In its ongoing effort to make its AI systems more robust, OpenAI today launched the OpenAI Red Teaming Network, a contracted group of experts to help inform the company’s AI model risk assessment and mitigation strategies.

Red teaming is becoming an increasingly key step in the AI model development process as AI technologies, particularly generative technologies, enter the mainstream. Red teaming can catch (albeit not fix, necessarily) biases in models like OpenAI’s DALL-E 2, which has been found to amplify stereotypes around race and sex, and prompts that can cause text-generating models, including models like ChatGPT and GPT-4, to ignore safety filters.

OpenAI notes that it’s worked with outside experts to benchmark and test its models before, including people participating in its bug bounty program and researcher access program. However, the Red Teaming Network formalizes those efforts, with the goal of “deepening” and “broadening” OpenAI’s work with scientists, research institutions and civil society organizations, says the company in a blog post.

“We see this work as a complement to externally-specified governance practices, such as third-party audits,” OpenAI writes. “Members of the network will be called upon based on their expertise to help red team at various stages of the model and product development lifecycle.”

Outside of red teaming campaigns commissioned by OpenAI, OpenAI says that Red Teaming Network members will have the opportunity to engage with each other on general red teaming practices and findings. Not every member will be involved with every new OpenAI model or product, and time contributions — which could be as few as 5 to 10 years a year — will be determined with members individually, OpenAI says.

OpenAI’s calling on a broad range of domain experts to participate, including those with backgrounds in linguistics, biometrics, finance and healthcare. It isn’t requiring prior experience with AI systems or language models for eligibility.

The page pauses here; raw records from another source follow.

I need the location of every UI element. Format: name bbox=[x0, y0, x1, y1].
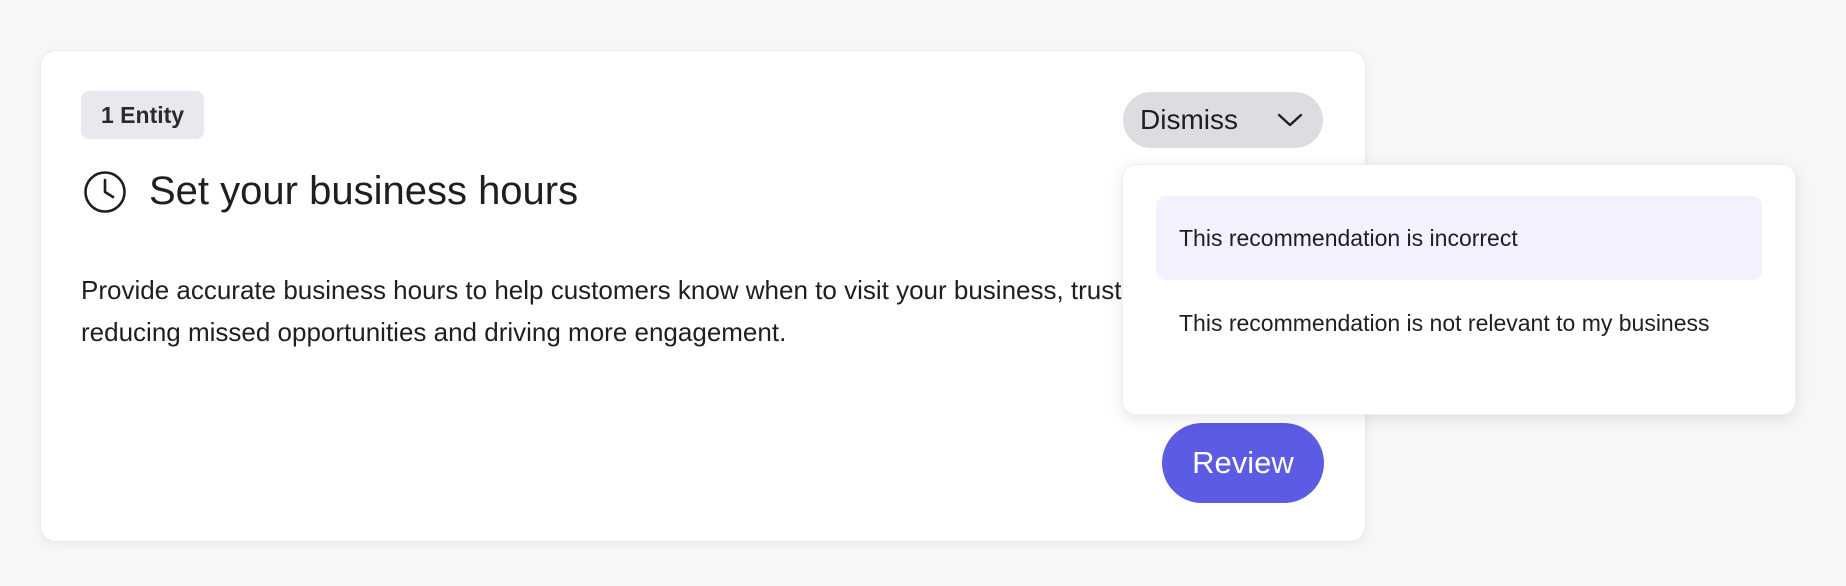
review-button[interactable]: Review bbox=[1162, 423, 1324, 503]
card-title: Set your business hours bbox=[149, 169, 579, 213]
dismiss-menu: This recommendation is incorrect This re… bbox=[1122, 164, 1796, 415]
card-title-row: Set your business hours bbox=[83, 169, 578, 214]
entity-count-badge: 1 Entity bbox=[81, 91, 205, 139]
menu-item-not-relevant[interactable]: This recommendation is not relevant to m… bbox=[1156, 281, 1762, 365]
chevron-down-icon bbox=[1277, 113, 1303, 127]
menu-item-incorrect[interactable]: This recommendation is incorrect bbox=[1156, 196, 1762, 280]
clock-icon bbox=[84, 170, 126, 213]
dismiss-dropdown-button[interactable]: Dismiss bbox=[1123, 92, 1323, 148]
dismiss-label: Dismiss bbox=[1140, 104, 1238, 135]
card-description: Provide accurate business hours to help … bbox=[81, 275, 1129, 347]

But the company warns that Red Teaming Network opportunities might be subject to non-disclosure and confidentiality agreements that could impact other research.

“What we value most is your willingness to engage and bring your perspective to how we assess the impacts of AI systems,” OpenAI writes. “We invite applications from experts from around the world and are prioritizing geographic as well as domain diversity in our selection process.”

The question is, is red teaming enough? Some argue that it isn’t.

In a recent piece, Wired contributor Aviv Ovadya, an affiliate with Harvard’s Berkman Klein Center and the Centre for the Governance of AI, makes the case for “violet teaming”: identifying how a system (e.g. GPT-4) might harm an institution or public good and then supporting the development of tools using that same system to defend the institution and public good. I’m inclined to agree it’s a wise idea. But, as Ovadya points out his column, there’s few incentives to do violet teaming, let alone slow down AI releases enough to have sufficient time for it to work.

Red teaming networks like OpenAI’s seem to be the best we’ll get — at least for now.